Um dia comum de sexta-feira chamou Aline e saíram juntas para um bar. Era um dia tão comum para as duas que a bala que atingiu o peito de Cris jamais era esperada. Ela não era fraca, ela quis reagir. Aline não conseguia acreditar, telefonou, correu, chorou, gritou, socorreu, ajudou, mas nada fez com que Cris ficasse, ela simplesmente se foi. Aline não tinha forças pra procurar culpados. Foi pra casa de Cris, abraçou o travesseiro dela, sentiu saudade a cada lágrima que caia. E cada uma delas só fazia essa saudade crescer e crescer. Adormeceu.
No outro dia, percebeu uma foto das duas na cabeceira de Cris. Sorriu como se não pudesse, mas sorriu. Sabia que a amiga a estimava demais. Começou a olhar as gavetas e encontrou uma pasta cheia de folhas soltas: eram os poemas de Cris. Riu de um deles, achou muito brega. Continuou lendo e descobriu que eles se completavam e que pareciam intencionar um livro. Pensou que a amiga quisesse publicar, mas não se importou. Guardou aquela pasta e pegou a outra que estava embaixo, com a etiqueta "Ela".
Começou a ler poemas apaixonados, muitos deles inclusive ela achou que eram muito bons. Uns mostravam falta de coragem, outros muito amor e tudo fez sentido, quando ela pegou um dos poemas, que estava inacabado e leu em meio às mais doloridas lágrimas:

"Sua pele parece avermelhada como seu cabelo.
Seu sorriso me faz mais feliz e menos quieta.
Nada que eu possa dizer, definiria o que sinto.
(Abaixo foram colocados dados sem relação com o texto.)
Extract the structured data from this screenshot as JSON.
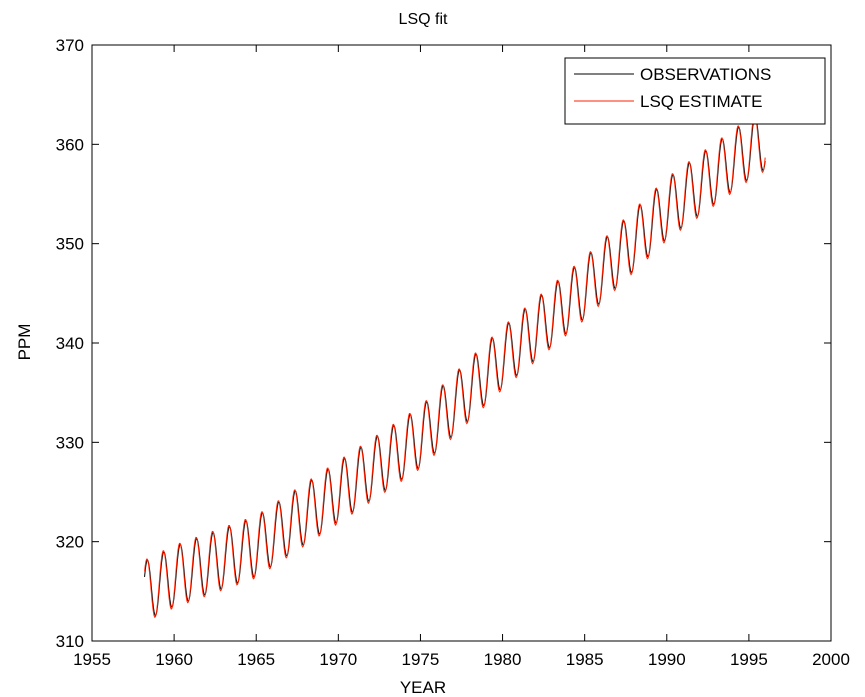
{
  "chart_data": {
    "type": "line",
    "title": "LSQ fit",
    "xlabel": "YEAR",
    "ylabel": "PPM",
    "xlim": [
      1955,
      2000
    ],
    "ylim": [
      310,
      370
    ],
    "xticks": [
      1955,
      1960,
      1965,
      1970,
      1975,
      1980,
      1985,
      1990,
      1995,
      2000
    ],
    "yticks": [
      310,
      320,
      330,
      340,
      350,
      360,
      370
    ],
    "grid": false,
    "legend_position": "top-right",
    "x_range": [
      1958.2,
      1996.0
    ],
    "trend_anchors": {
      "years": [
        1958.2,
        1960,
        1965,
        1970,
        1975,
        1980,
        1985,
        1990,
        1995,
        1996
      ],
      "ppm": [
        315.0,
        316.5,
        319.5,
        325.0,
        330.5,
        338.5,
        345.5,
        353.5,
        359.5,
        360.5
      ]
    },
    "seasonal_amplitude": 3.0,
    "series": [
      {
        "name": "OBSERVATIONS",
        "color": "#000000",
        "amplitude_scale": 1.0,
        "phase_shift": 0.0,
        "offset": 0.0
      },
      {
        "name": "LSQ ESTIMATE",
        "color": "#ff2200",
        "amplitude_scale": 1.05,
        "phase_shift": 0.03,
        "offset": 0.0
      }
    ]
  }
}
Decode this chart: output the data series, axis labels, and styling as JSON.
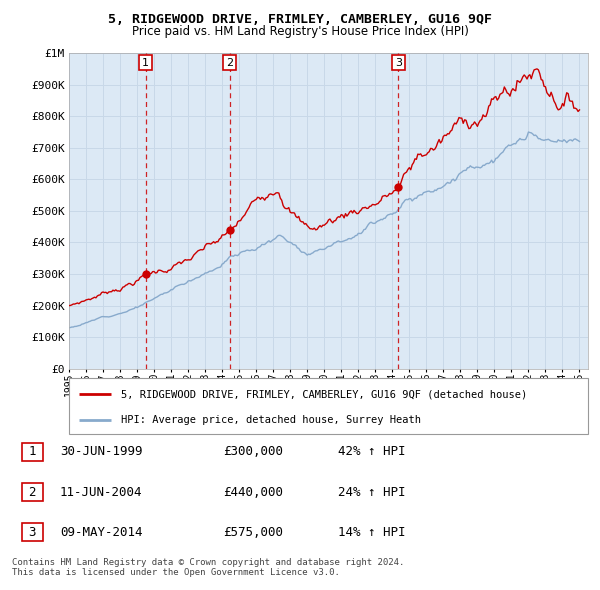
{
  "title": "5, RIDGEWOOD DRIVE, FRIMLEY, CAMBERLEY, GU16 9QF",
  "subtitle": "Price paid vs. HM Land Registry's House Price Index (HPI)",
  "background_color": "#dce9f5",
  "fig_bg_color": "#ffffff",
  "grid_color": "#c8d8e8",
  "ylim": [
    0,
    1000000
  ],
  "yticks": [
    0,
    100000,
    200000,
    300000,
    400000,
    500000,
    600000,
    700000,
    800000,
    900000,
    1000000
  ],
  "ytick_labels": [
    "£0",
    "£100K",
    "£200K",
    "£300K",
    "£400K",
    "£500K",
    "£600K",
    "£700K",
    "£800K",
    "£900K",
    "£1M"
  ],
  "xmin_year": 1995,
  "xmax_year": 2025.5,
  "sale_dates": [
    1999.5,
    2004.44,
    2014.36
  ],
  "sale_prices": [
    300000,
    440000,
    575000
  ],
  "sale_labels": [
    "1",
    "2",
    "3"
  ],
  "sale_date_strings": [
    "30-JUN-1999",
    "11-JUN-2004",
    "09-MAY-2014"
  ],
  "sale_price_strings": [
    "£300,000",
    "£440,000",
    "£575,000"
  ],
  "sale_hpi_strings": [
    "42% ↑ HPI",
    "24% ↑ HPI",
    "14% ↑ HPI"
  ],
  "line_color_red": "#cc0000",
  "line_color_blue": "#88aacc",
  "marker_color": "#cc0000",
  "dashed_color": "#cc0000",
  "legend_label_red": "5, RIDGEWOOD DRIVE, FRIMLEY, CAMBERLEY, GU16 9QF (detached house)",
  "legend_label_blue": "HPI: Average price, detached house, Surrey Heath",
  "footer_text": "Contains HM Land Registry data © Crown copyright and database right 2024.\nThis data is licensed under the Open Government Licence v3.0.",
  "xtick_years": [
    1995,
    1996,
    1997,
    1998,
    1999,
    2000,
    2001,
    2002,
    2003,
    2004,
    2005,
    2006,
    2007,
    2008,
    2009,
    2010,
    2011,
    2012,
    2013,
    2014,
    2015,
    2016,
    2017,
    2018,
    2019,
    2020,
    2021,
    2022,
    2023,
    2024,
    2025
  ]
}
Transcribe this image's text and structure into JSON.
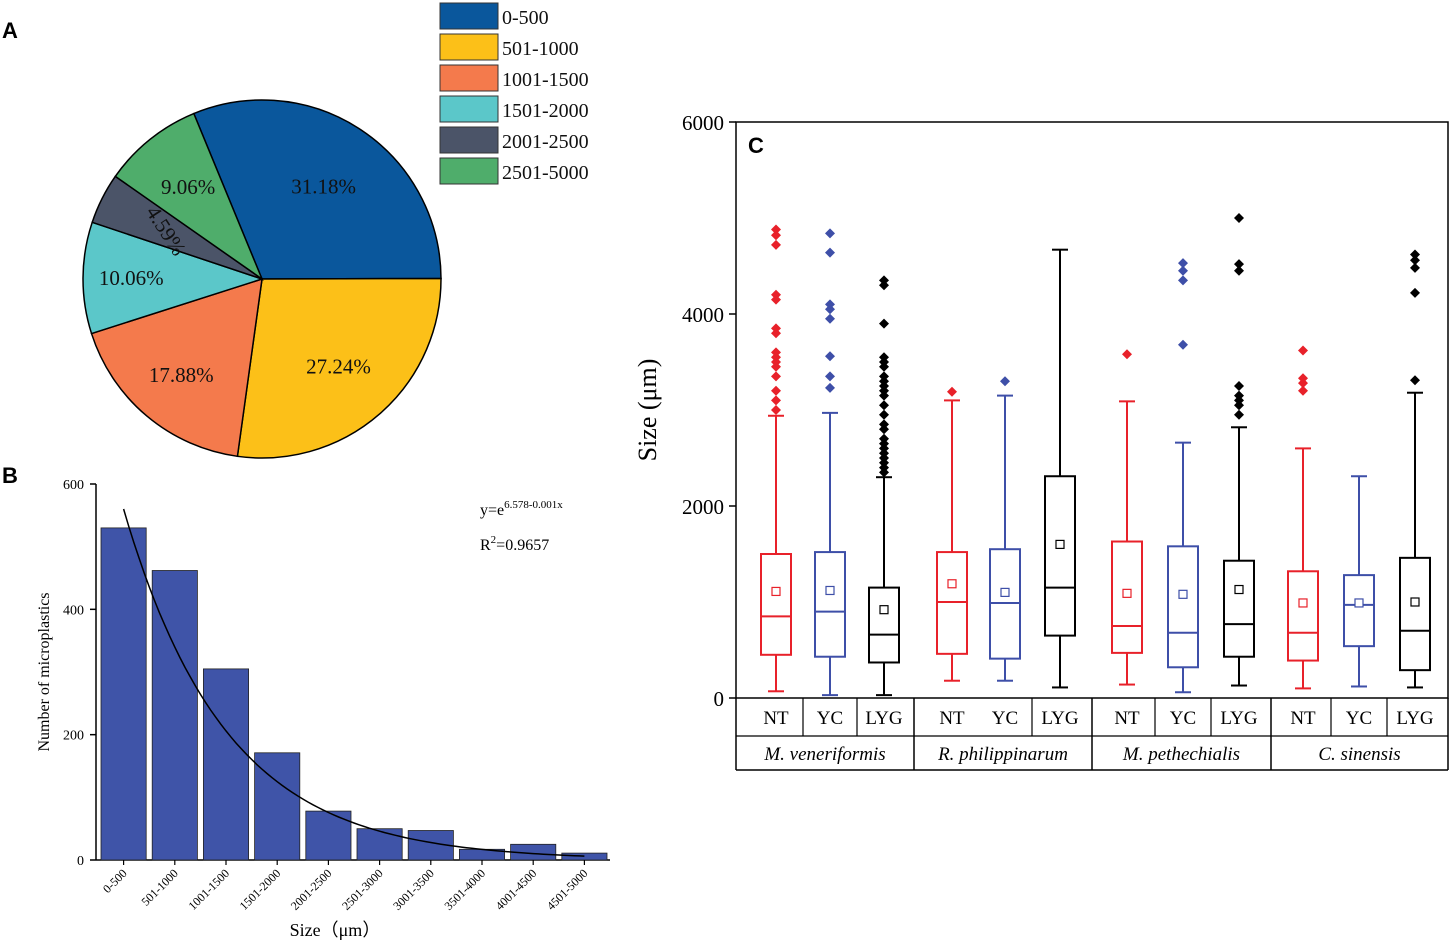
{
  "colors": {
    "pie": [
      "#0a579c",
      "#fcc018",
      "#f47a4c",
      "#5bc7c9",
      "#4b5468",
      "#4fad6b"
    ],
    "bar": "#3f54a8",
    "nt": "#e8212a",
    "yc": "#3e4fa8",
    "lyg": "#000000"
  },
  "chart_data": [
    {
      "panel": "A",
      "type": "pie",
      "categories": [
        "0-500",
        "501-1000",
        "1001-1500",
        "1501-2000",
        "2001-2500",
        "2501-5000"
      ],
      "values": [
        31.18,
        27.24,
        17.88,
        10.06,
        4.59,
        9.06
      ],
      "labels": [
        "31.18%",
        "27.24%",
        "17.88%",
        "10.06%",
        "4.59%",
        "9.06%"
      ],
      "legend": "top-right"
    },
    {
      "panel": "B",
      "type": "bar",
      "categories": [
        "0-500",
        "501-1000",
        "1001-1500",
        "1501-2000",
        "2001-2500",
        "2501-3000",
        "3001-3500",
        "3501-4000",
        "4001-4500",
        "4501-5000"
      ],
      "values": [
        530,
        462,
        305,
        171,
        78,
        50,
        47,
        17,
        25,
        11
      ],
      "xlabel": "Size（μm）",
      "ylabel": "Number of microplastics",
      "ylim": [
        0,
        600
      ],
      "yticks": [
        0,
        200,
        400,
        600
      ],
      "fit": {
        "a": 6.578,
        "b": 0.001
      },
      "equation_base": "y=e",
      "equation_exp": "6.578-0.001x",
      "r2_prefix": "R",
      "r2_sup": "2",
      "r2_value": "=0.9657"
    },
    {
      "panel": "C",
      "type": "box",
      "ylabel": "Size (μm)",
      "ylim": [
        0,
        6000
      ],
      "yticks": [
        0,
        2000,
        4000,
        6000
      ],
      "species": [
        "M. veneriformis",
        "R. philippinarum",
        "M. pethechialis",
        "C. sinensis"
      ],
      "sites": [
        "NT",
        "YC",
        "LYG"
      ],
      "boxes": [
        {
          "site": "NT",
          "min": 70,
          "q1": 450,
          "median": 850,
          "q3": 1500,
          "max": 2940,
          "mean": 1110,
          "outliers": [
            3000,
            3100,
            3200,
            3350,
            3450,
            3500,
            3550,
            3600,
            3800,
            3850,
            4150,
            4200,
            4720,
            4820,
            4880
          ]
        },
        {
          "site": "YC",
          "min": 30,
          "q1": 430,
          "median": 900,
          "q3": 1520,
          "max": 2970,
          "mean": 1120,
          "outliers": [
            3230,
            3350,
            3560,
            3950,
            4050,
            4100,
            4640,
            4840
          ]
        },
        {
          "site": "LYG",
          "min": 30,
          "q1": 370,
          "median": 660,
          "q3": 1150,
          "max": 2300,
          "mean": 920,
          "outliers": [
            2350,
            2400,
            2450,
            2500,
            2550,
            2600,
            2650,
            2700,
            2800,
            2850,
            2950,
            3050,
            3150,
            3200,
            3250,
            3300,
            3350,
            3450,
            3500,
            3550,
            3900,
            4300,
            4350
          ]
        },
        {
          "site": "NT",
          "min": 180,
          "q1": 460,
          "median": 1000,
          "q3": 1520,
          "max": 3100,
          "mean": 1190,
          "outliers": [
            3190
          ]
        },
        {
          "site": "YC",
          "min": 180,
          "q1": 410,
          "median": 990,
          "q3": 1550,
          "max": 3150,
          "mean": 1100,
          "outliers": [
            3300
          ]
        },
        {
          "site": "LYG",
          "min": 110,
          "q1": 650,
          "median": 1150,
          "q3": 2310,
          "max": 4670,
          "mean": 1600,
          "outliers": []
        },
        {
          "site": "NT",
          "min": 140,
          "q1": 470,
          "median": 750,
          "q3": 1630,
          "max": 3090,
          "mean": 1090,
          "outliers": [
            3580
          ]
        },
        {
          "site": "YC",
          "min": 60,
          "q1": 320,
          "median": 680,
          "q3": 1580,
          "max": 2660,
          "mean": 1080,
          "outliers": [
            3680,
            4350,
            4450,
            4530
          ]
        },
        {
          "site": "LYG",
          "min": 130,
          "q1": 430,
          "median": 770,
          "q3": 1430,
          "max": 2820,
          "mean": 1130,
          "outliers": [
            2950,
            3050,
            3100,
            3150,
            3250,
            4450,
            4520,
            5000
          ]
        },
        {
          "site": "NT",
          "min": 100,
          "q1": 390,
          "median": 680,
          "q3": 1320,
          "max": 2600,
          "mean": 990,
          "outliers": [
            3200,
            3280,
            3330,
            3620
          ]
        },
        {
          "site": "YC",
          "min": 120,
          "q1": 540,
          "median": 970,
          "q3": 1280,
          "max": 2310,
          "mean": 990,
          "outliers": []
        },
        {
          "site": "LYG",
          "min": 110,
          "q1": 290,
          "median": 700,
          "q3": 1460,
          "max": 3180,
          "mean": 1000,
          "outliers": [
            3310,
            4220,
            4480,
            4560,
            4620
          ]
        }
      ]
    }
  ],
  "panel_labels": {
    "a": "A",
    "b": "B",
    "c": "C"
  }
}
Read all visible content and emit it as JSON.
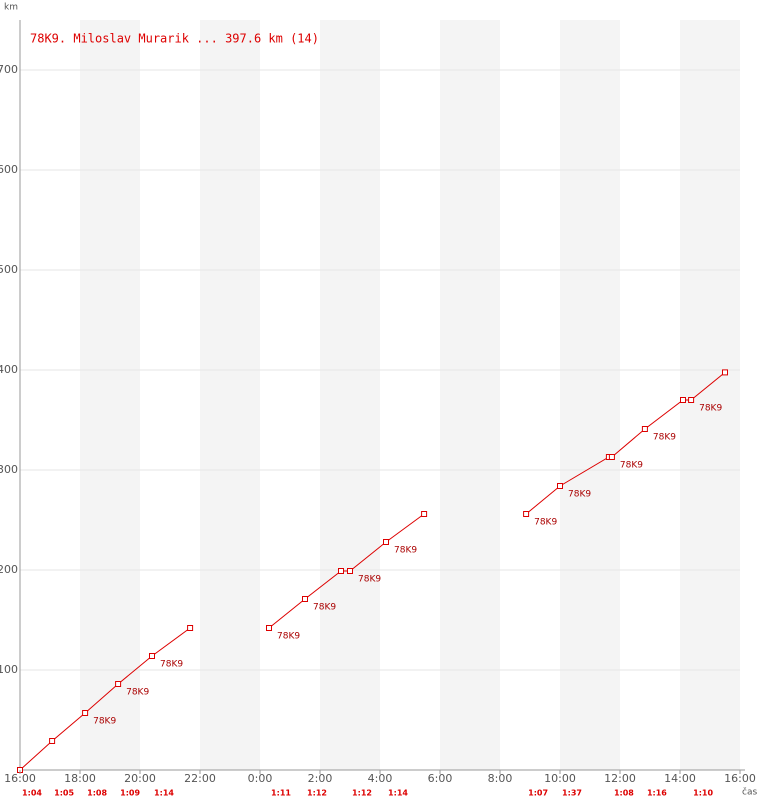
{
  "chart_data": {
    "type": "line",
    "title": "78K9. Miloslav Murarik ... 397.6 km (14)",
    "y_label": "km",
    "x_label": "čas",
    "xlim": [
      0,
      24
    ],
    "xticks": [
      {
        "value": 0,
        "label": "16:00"
      },
      {
        "value": 2,
        "label": "18:00"
      },
      {
        "value": 4,
        "label": "20:00"
      },
      {
        "value": 6,
        "label": "22:00"
      },
      {
        "value": 8,
        "label": "0:00"
      },
      {
        "value": 10,
        "label": "2:00"
      },
      {
        "value": 12,
        "label": "4:00"
      },
      {
        "value": 14,
        "label": "6:00"
      },
      {
        "value": 16,
        "label": "8:00"
      },
      {
        "value": 18,
        "label": "10:00"
      },
      {
        "value": 20,
        "label": "12:00"
      },
      {
        "value": 22,
        "label": "14:00"
      },
      {
        "value": 24,
        "label": "16:00"
      }
    ],
    "ylim": [
      0,
      750
    ],
    "yticks": [
      100,
      200,
      300,
      400,
      500,
      600,
      700
    ],
    "grid": true,
    "series": [
      {
        "color": "#dd0000",
        "x": [
          0,
          1.07,
          2.17,
          3.27,
          4.4,
          5.67,
          null,
          8.3,
          9.5,
          10.7,
          11.0,
          12.2,
          13.47,
          null,
          16.87,
          18.0,
          19.63,
          19.73,
          20.83,
          22.1,
          22.37,
          23.5
        ],
        "values": [
          0,
          29,
          57,
          86,
          114,
          142,
          null,
          142,
          171,
          199,
          199,
          228,
          256,
          null,
          256,
          284,
          313,
          313,
          341,
          370,
          370,
          397.6
        ],
        "point_labels": [
          null,
          null,
          "78K9",
          "78K9",
          "78K9",
          null,
          null,
          "78K9",
          "78K9",
          null,
          "78K9",
          "78K9",
          null,
          null,
          "78K9",
          "78K9",
          null,
          "78K9",
          "78K9",
          null,
          "78K9",
          null
        ],
        "lap_labels": [
          "1:04",
          "1:05",
          "1:08",
          "1:09",
          "1:14",
          null,
          null,
          "1:11",
          "1:12",
          null,
          "1:12",
          "1:14",
          null,
          null,
          "1:07",
          "1:37",
          null,
          "1:08",
          "1:16",
          null,
          "1:10",
          null
        ]
      }
    ]
  }
}
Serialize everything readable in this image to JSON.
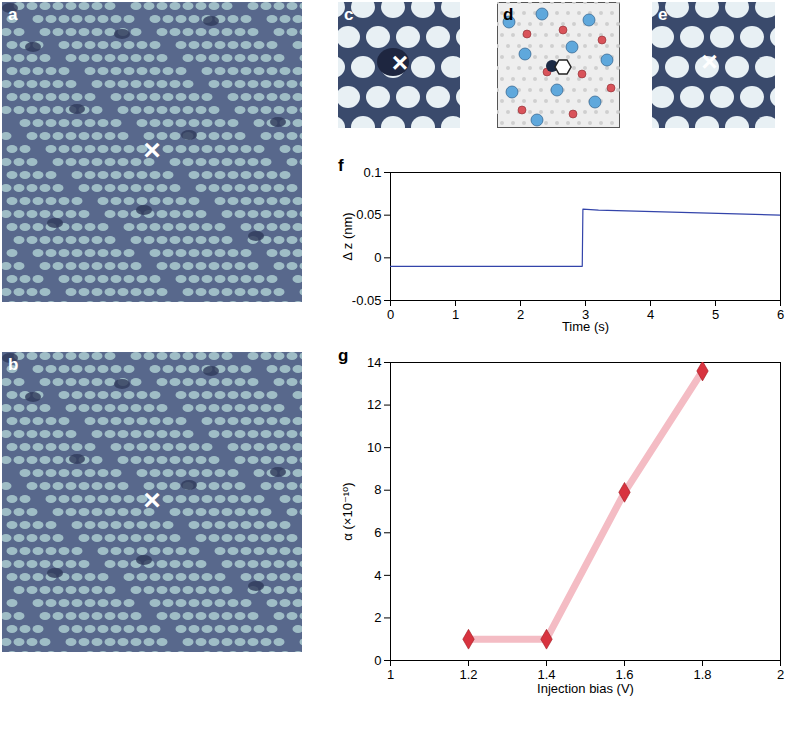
{
  "panels": [
    {
      "label": "a",
      "marker": "×"
    },
    {
      "label": "b",
      "marker": "×"
    },
    {
      "label": "c",
      "marker": "×"
    },
    {
      "label": "d"
    },
    {
      "label": "e",
      "marker": "×"
    }
  ],
  "chart_data": [
    {
      "type": "line",
      "title": "f",
      "x": [
        0,
        2.95,
        2.96,
        3.2,
        6
      ],
      "values": [
        -0.01,
        -0.01,
        0.057,
        0.056,
        0.05
      ],
      "color": "#3344aa",
      "xlabel": "Time (s)",
      "ylabel": "Δ z (nm)",
      "xlim": [
        0,
        6
      ],
      "xticks": [
        0,
        1,
        2,
        3,
        4,
        5,
        6
      ],
      "ylim": [
        -0.05,
        0.1
      ],
      "yticks": [
        -0.05,
        0,
        0.05,
        0.1
      ]
    },
    {
      "type": "line",
      "title": "g",
      "x": [
        1.2,
        1.4,
        1.6,
        1.8
      ],
      "series": [
        {
          "type": "line",
          "color": "#f4bcc4",
          "values": [
            1,
            1,
            7.9,
            13.6
          ]
        },
        {
          "type": "scatter",
          "marker": "diamond",
          "color": "#d8333f",
          "values": [
            1,
            1,
            7.9,
            13.6
          ]
        }
      ],
      "xlabel": "Injection bias (V)",
      "ylabel": "α (×10⁻¹⁰)",
      "xlim": [
        1,
        2
      ],
      "xticks": [
        1,
        1.2,
        1.4,
        1.6,
        1.8,
        2
      ],
      "ylim": [
        0,
        14
      ],
      "yticks": [
        0,
        2,
        4,
        6,
        8,
        10,
        12,
        14
      ]
    }
  ]
}
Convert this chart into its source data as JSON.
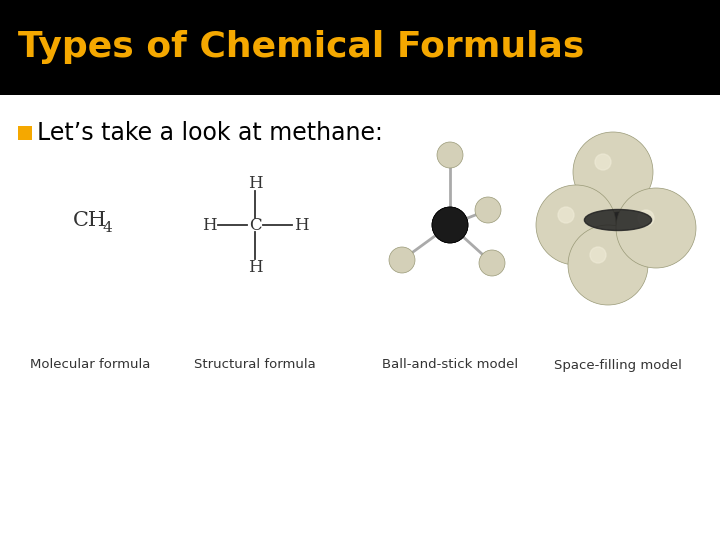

Tenho medo de sua reação, de seu afastamento.
É como se eu fosse me perder a cada instante.
É como se eu não soubesse o que fazer a todo momento.

Tenho dúvida,
as palavras vão, mas voltam com consequências
e não sei se suportaria a negação desse sentimento.

Guardo sua amizade, como prova do nosso amor,
que não é todo o que desejo, mas é todo o que posso ter.

Deixo minhas palavras presas me machucarem pra não de perder.
Só queria saber de tuas palavras e de teus sentimentos.
(continuar)"

Aline não sabia o que fazer, mas pegou esse poema e sabia que era destinado a ela, pois o título era o seu nome. Guardou o papel na bolsa e foi ao momento de despedida. Depois de homenagens de outros amigos, Aline não conseguia falar. Pediu que todos se afastassem e colocou nas mãos de Cris o papel, o poema, aquelas palavras e todo o sentimento. Ficou uns instantes sozinha e leu para a amiga o fim do poema que ela desajeitadamente escreveu.

"Deixo minhas palavras presas me machucarem pra não de perder.
Só queria saber de tuas palavras e de teus sentimentos.

Somos hoje separadas, estamos em prantos e desesperos.
Não sei de palavras como tu,
mas sei de meu sentir
que por ti é, será e sempre foi completo.

Teus medos, sempre foram meus medos
e eles juntos nos impediram de toda uma vida juntas.
Teu amor por mim será meu sempre amor por ti.
Como sempre deveria ter sido.
Com amor, tua ruiva."

As lágrimas vieram e se foram, mas os sentimentos permaneceram entre elas para sempre.